You can see the list of available connectors in the Monad catalog.


The Map view of your Monad deployment gives you a dashboard view of your Monad deployment. This includes the different tools you have connected, and the connection and sync statistics.

If any tools fail to sync, their connection lines appear in a red error state to indicate that there’s a problem. You can click these lines to go directly to the error message.


The Inputs page shows a detailed list of the inputs connected to Monad, and displays details about them. You can either view a summary of all of the activity of your inputs, or click a specific one to view its details only.
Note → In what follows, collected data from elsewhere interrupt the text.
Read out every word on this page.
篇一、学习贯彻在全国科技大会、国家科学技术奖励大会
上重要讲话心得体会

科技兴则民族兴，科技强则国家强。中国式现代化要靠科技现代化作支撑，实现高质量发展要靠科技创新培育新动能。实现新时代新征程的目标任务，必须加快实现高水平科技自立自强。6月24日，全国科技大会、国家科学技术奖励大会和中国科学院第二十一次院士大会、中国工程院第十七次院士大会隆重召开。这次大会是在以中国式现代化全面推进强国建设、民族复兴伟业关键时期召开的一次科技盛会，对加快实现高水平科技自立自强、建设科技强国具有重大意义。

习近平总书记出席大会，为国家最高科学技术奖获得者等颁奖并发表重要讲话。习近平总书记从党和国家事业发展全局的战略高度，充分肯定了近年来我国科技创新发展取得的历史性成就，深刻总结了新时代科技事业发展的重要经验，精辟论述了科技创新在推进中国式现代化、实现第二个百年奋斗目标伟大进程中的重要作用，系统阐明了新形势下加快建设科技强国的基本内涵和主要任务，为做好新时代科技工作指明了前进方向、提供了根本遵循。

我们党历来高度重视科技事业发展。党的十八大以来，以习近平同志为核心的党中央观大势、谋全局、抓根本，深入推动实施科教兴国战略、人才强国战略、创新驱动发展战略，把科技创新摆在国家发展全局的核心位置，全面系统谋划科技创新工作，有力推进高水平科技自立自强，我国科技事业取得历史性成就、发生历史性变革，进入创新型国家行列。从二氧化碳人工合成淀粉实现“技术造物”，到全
Inputs are sorted into specific categories: Security and Enrichment. Security tools come in many types, but might provide information about assets (both physical and virtual) in your organization, as well as vulnerabilities on those assets. Enrichment inputs might provide context around the owners and users of the assets reported by the security tools.


Output connectors come in two major types: warehouses and storage

Warehouse connectors allow you to download your security data as normalized by the Monad Object Model, so you can use additional analytics and BI tools to query it.

Storage connectors allow you to download your security data to cloud file stores such as S3 and the Amazon Security Lake.